Let T(k) be the transformation x -> k/(1-x).
For certain values of k T(k) defines a cyclic group. For example,
for k = 1 we have the sequence {x, 1/(1-x), x-1/x}.
Oddly enough the only rational values of k for which T(k)
defines a cyclic group are 1, 1/2, and 1/3. Please explain why.

### Solution

Let Q(n,x,k) be the sequence generated by T(k) where
```
Q(1,x,k)=x,
Q(2,x,k)=k/(1-x),
...
Q(n+1,x,k)=k/(1-Q(n,x,k)).
```
It is readily seen that we have
```(1)     Q(n,x,k) = k*P(n-1,x,k)/P(n,x,k)
```
where P is the recurrence relationship defined by
```
(2)     P(0,x,k) = x/k
P(1,x,k) = 1
P(n,x,k) = P(n-1,x,k) - k*P(n-2,x,k)
```
Equation (2) holds for all x. In particular it holds for x=0; it suffices therefore to consider the recurrence
```        p(0,k) = 0
p(1,k) = 1
p(n,k) = p(n-1,k)-k*p(n-2,k)
```
The recurrence p can be expressed directly as
```(3)     p(n,k) = a1*x1**n + a2*x2**n
```
where x1 and x2 are the roots of the quadratic equation
```        x**2 - x + k = 0
```
and a1 and a2 are chosen so as to satisfy the initialization conditions.

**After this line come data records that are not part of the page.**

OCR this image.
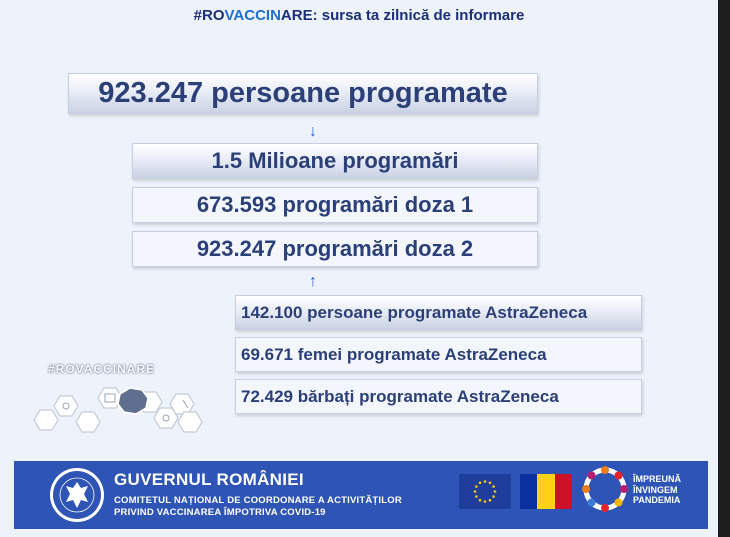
#ROVACCINARE: sursa ta zilnică de informare
923.247 persoane programate
↓
1.5 Milioane programări
673.593 programări doza 1
923.247 programări doza 2
↑
142.100 persoane programate AstraZeneca
69.671 femei programate AstraZeneca
72.429 bărbați programate AstraZeneca
#ROVACCINARE
GUVERNUL ROMÂNIEI
COMITETUL NAȚIONAL DE COORDONARE A ACTIVITĂȚILOR
PRIVIND VACCINAREA ÎMPOTRIVA COVID-19
ÎMPREUNĂ
ÎNVINGEM
PANDEMIA
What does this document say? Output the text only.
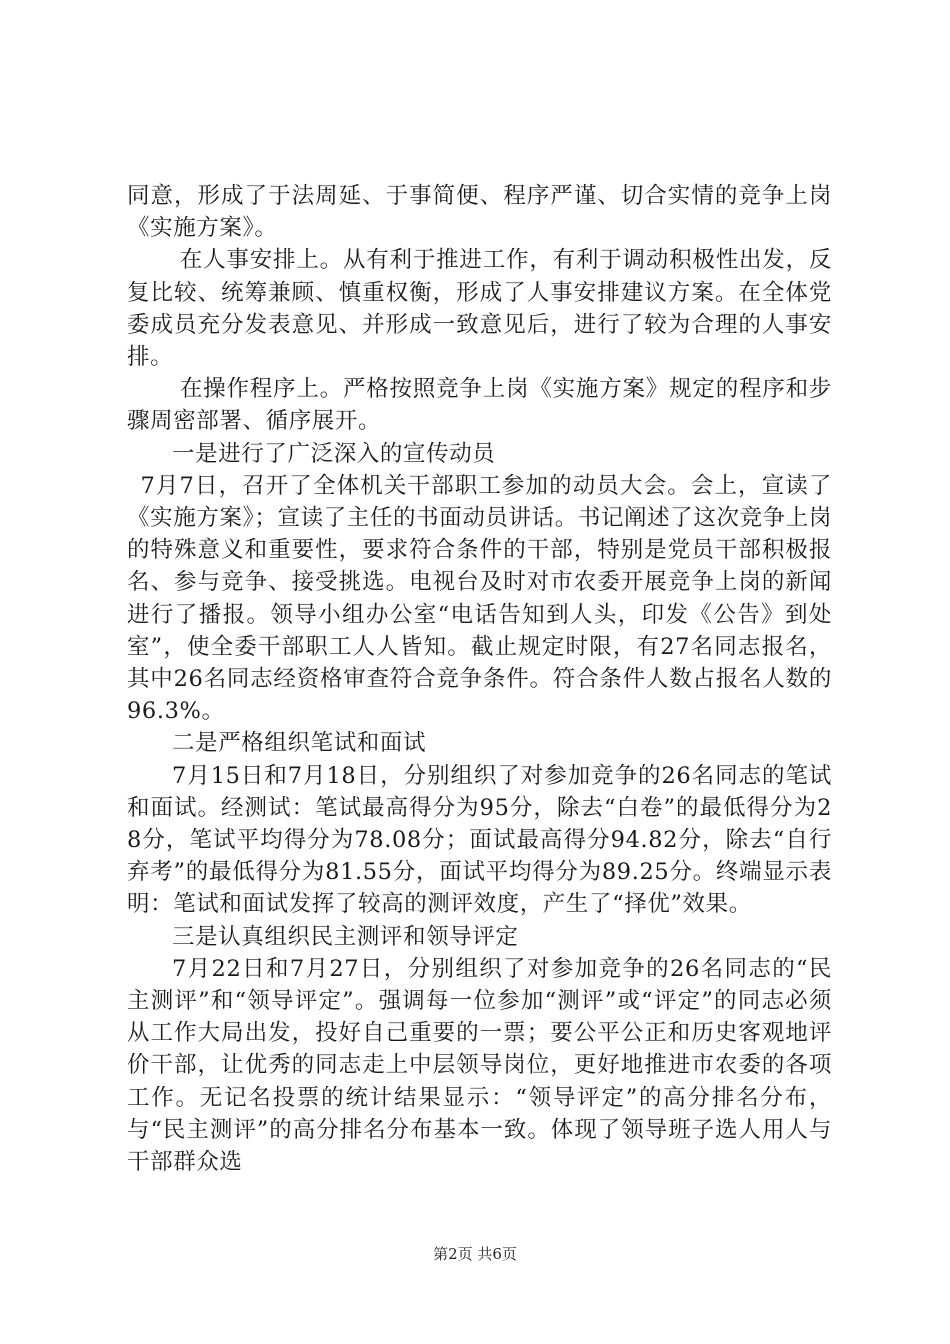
同意，形成了于法周延、于事简便、程序严谨、切合实情的竞争上岗《实施方案》。

在人事安排上。从有利于推进工作，有利于调动积极性出发，反复比较、统筹兼顾、慎重权衡，形成了人事安排建议方案。在全体党委成员充分发表意见、并形成一致意见后，进行了较为合理的人事安排。

在操作程序上。严格按照竞争上岗《实施方案》规定的程序和步骤周密部署、循序展开。

一是进行了广泛深入的宣传动员

7月7日，召开了全体机关干部职工参加的动员大会。会上，宣读了《实施方案》；宣读了主任的书面动员讲话。书记阐述了这次竞争上岗的特殊意义和重要性，要求符合条件的干部，特别是党员干部积极报名、参与竞争、接受挑选。电视台及时对市农委开展竞争上岗的新闻进行了播报。领导小组办公室“电话告知到人头，印发《公告》到处室”，使全委干部职工人人皆知。截止规定时限，有27名同志报名，其中26名同志经资格审查符合竞争条件。符合条件人数占报名人数的96.3%。

二是严格组织笔试和面试

7月15日和7月18日，分别组织了对参加竞争的26名同志的笔试和面试。经测试：笔试最高得分为95分，除去“白卷”的最低得分为28分，笔试平均得分为78.08分；面试最高得分94.82分，除去“自行弃考”的最低得分为81.55分，面试平均得分为89.25分。终端显示表明：笔试和面试发挥了较高的测评效度，产生了“择优”效果。

三是认真组织民主测评和领导评定

7月22日和7月27日，分别组织了对参加竞争的26名同志的“民主测评”和“领导评定”。强调每一位参加“测评”或“评定”的同志必须从工作大局出发，投好自己重要的一票；要公平公正和历史客观地评价干部，让优秀的同志走上中层领导岗位，更好地推进市农委的各项工作。无记名投票的统计结果显示：“领导评定”的高分排名分布，与“民主测评”的高分排名分布基本一致。体现了领导班子选人用人与干部群众选

第2页 共6页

We observe that if the roots of (4) are real then there cannot be an infinite number of zeroes in the sequence p(n,k); ergo it is necessary that the roots be complex, which in turn implies that k>1/4.

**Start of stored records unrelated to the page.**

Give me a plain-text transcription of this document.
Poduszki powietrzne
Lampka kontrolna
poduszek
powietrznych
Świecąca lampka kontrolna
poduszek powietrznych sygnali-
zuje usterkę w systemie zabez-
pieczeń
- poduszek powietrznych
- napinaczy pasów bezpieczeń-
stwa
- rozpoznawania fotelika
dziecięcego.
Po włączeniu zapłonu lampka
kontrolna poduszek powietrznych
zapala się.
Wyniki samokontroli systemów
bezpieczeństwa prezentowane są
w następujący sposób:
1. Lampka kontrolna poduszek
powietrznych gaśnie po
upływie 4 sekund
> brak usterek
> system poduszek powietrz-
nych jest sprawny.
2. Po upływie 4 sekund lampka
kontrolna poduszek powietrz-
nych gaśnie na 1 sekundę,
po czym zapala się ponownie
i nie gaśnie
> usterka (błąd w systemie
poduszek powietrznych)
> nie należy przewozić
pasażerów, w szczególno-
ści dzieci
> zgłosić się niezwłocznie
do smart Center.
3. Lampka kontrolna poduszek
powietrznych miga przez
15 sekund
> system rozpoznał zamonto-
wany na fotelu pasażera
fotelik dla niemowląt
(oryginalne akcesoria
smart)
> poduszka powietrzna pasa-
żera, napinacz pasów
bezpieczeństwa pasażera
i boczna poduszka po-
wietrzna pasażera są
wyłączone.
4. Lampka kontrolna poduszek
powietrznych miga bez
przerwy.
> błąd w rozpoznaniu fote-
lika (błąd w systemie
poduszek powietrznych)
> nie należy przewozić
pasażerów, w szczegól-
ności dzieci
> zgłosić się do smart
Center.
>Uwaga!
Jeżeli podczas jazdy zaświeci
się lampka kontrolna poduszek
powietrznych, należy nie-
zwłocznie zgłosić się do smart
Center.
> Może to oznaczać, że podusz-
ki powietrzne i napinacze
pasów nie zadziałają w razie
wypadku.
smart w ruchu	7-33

Now consider the sequence of polynomials, p(n,k). The first few are

```        p(0,k) = 0
p(1,k) = 1
p(2,k) = 1
p(3,k) = 1-k
p(4,k) = 1-2k
p(5,k) = 1-3k+k**2
...
```
It is readily seen that they all have integer coefficients and that in each the leading term is 1. It follows that for k to be a rational root of p(n,k)=0 we must have k=1/m for some integer m. Since we have already shown that must be greater than 1/4 it follows that m must either be 1, 2, or 3. It is readily verified that each value of m defines a cyclic group.